The Importance of Culture in Disaster Recovery

Photo of people's legs standing in water.
Photo credit: Jonathan Ford (Unsplash)

August 2015 marked 10 years since Hurricane Katrina ravaged the Gulf Coast and displaced hundreds of families in a 90 square mile area. While most basic research on disaster regions tends to focus on infrastructure and short-term relief efforts, fewer studies explore how local socio-cultural systems in these affected areas may – and often do – influence how local communities adapt to post-disaster environments.

In the case of Katrina, recovery efforts proved lengthy and costly, and some of the most critically affected communities were low-income and predominantly African-American families whose ties to the land and its resources transcend many generations.

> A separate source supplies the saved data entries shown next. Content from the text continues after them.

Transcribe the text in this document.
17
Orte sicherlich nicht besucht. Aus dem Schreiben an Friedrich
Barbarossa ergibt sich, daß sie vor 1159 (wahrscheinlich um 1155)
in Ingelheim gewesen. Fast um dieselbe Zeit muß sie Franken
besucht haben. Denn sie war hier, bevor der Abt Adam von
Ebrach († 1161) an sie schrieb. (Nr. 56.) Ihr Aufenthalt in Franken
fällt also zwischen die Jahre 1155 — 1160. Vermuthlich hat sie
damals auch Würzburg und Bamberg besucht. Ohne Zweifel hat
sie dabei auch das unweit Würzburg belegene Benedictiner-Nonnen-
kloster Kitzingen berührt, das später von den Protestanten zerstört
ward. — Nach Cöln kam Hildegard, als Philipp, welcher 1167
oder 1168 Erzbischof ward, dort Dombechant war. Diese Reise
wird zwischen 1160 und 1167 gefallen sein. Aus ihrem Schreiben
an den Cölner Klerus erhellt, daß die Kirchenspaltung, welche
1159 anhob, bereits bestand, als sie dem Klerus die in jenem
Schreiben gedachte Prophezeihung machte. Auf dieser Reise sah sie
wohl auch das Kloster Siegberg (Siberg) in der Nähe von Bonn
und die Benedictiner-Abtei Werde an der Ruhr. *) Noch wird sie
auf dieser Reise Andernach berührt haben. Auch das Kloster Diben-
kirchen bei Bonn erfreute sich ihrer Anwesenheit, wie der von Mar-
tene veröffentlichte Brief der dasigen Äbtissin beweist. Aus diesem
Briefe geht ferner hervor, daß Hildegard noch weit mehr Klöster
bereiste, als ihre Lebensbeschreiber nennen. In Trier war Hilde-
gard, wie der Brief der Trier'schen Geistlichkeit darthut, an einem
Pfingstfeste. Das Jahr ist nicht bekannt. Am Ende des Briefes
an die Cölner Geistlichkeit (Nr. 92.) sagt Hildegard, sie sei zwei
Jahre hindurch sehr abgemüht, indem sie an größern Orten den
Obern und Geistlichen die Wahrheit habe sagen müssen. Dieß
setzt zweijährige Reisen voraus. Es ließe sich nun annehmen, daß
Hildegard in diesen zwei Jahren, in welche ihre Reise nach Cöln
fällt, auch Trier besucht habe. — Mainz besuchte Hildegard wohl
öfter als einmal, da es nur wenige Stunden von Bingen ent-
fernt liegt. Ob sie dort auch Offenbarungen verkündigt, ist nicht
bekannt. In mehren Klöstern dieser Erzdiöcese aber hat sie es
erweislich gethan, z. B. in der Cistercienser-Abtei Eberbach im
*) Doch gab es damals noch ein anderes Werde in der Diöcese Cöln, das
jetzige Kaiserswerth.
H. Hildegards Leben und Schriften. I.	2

Katherine E. Browne, a cultural anthropologist and professor at Colorado State University, recently visited the National Science Foundation to talk about her long-term work in post-Katrina Louisiana. With an NSF RAPID award from the Cultural Anthropology program in the Social, Behavioral, and Economic Sciences Directorate, Dr. Browne traveled to St. Bernard Parish, Louisiana to document how a large network of African-American family members adapted to their post-Katrina lives amidst shaky recovery efforts. Her NSF-supported work led her to making the documentary film “Still Waiting: Life After Katrina.”

Drawing from her previous work in informal economies–or “creole economics”–in Martinique, Dr. Browne found cultural and structural gaps between local community members and the authorities leading recovery efforts that ultimately prolonged post-disaster relief. For instance, according to Dr. Browne, recovery personnel could have capitalized on existing community-based support systems and local knowledge had they approached community leaders and tapped into their collective strengths. That is particularly true for areas around New Orleans, communities accustomed to self-reliance and interdependence.

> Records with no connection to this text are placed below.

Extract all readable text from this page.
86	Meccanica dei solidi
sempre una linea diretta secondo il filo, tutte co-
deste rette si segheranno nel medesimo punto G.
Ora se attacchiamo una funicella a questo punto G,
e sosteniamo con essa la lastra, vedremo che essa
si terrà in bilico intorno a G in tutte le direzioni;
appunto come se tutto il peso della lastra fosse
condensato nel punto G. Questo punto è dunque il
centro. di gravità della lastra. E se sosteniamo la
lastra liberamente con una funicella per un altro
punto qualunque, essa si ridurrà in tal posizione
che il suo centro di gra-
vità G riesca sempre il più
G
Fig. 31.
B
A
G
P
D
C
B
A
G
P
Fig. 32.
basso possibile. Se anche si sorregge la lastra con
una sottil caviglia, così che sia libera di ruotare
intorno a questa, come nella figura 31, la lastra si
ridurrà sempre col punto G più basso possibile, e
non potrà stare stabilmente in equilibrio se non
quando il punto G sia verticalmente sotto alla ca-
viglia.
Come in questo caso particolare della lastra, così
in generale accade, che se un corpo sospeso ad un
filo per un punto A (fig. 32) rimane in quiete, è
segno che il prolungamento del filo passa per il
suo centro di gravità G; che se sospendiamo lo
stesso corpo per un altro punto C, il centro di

More broadly, Browne notes that anthropology can contribute on-the-ground, long-term knowledge that is critical in understanding how communities in post-disaster areas reclaim their environments and everyday lives. Culture is often regarded as “stripped away” in disaster, but is in fact essential to the physical, economic, and social healing of the affected communities. Social and behavioral scientists are, thus, well-positioned to contribute to the scientific documentation and understanding of how local communities and recovery authorities can work together to optimize post-disaster recovery efforts, Dr. Browne says.

Standing in the Need: Culture, Comfort, and Coming Home after Katrina is Dr. Katherine Browne’s most recent book and was published in late 2015 by the University of Texas Press.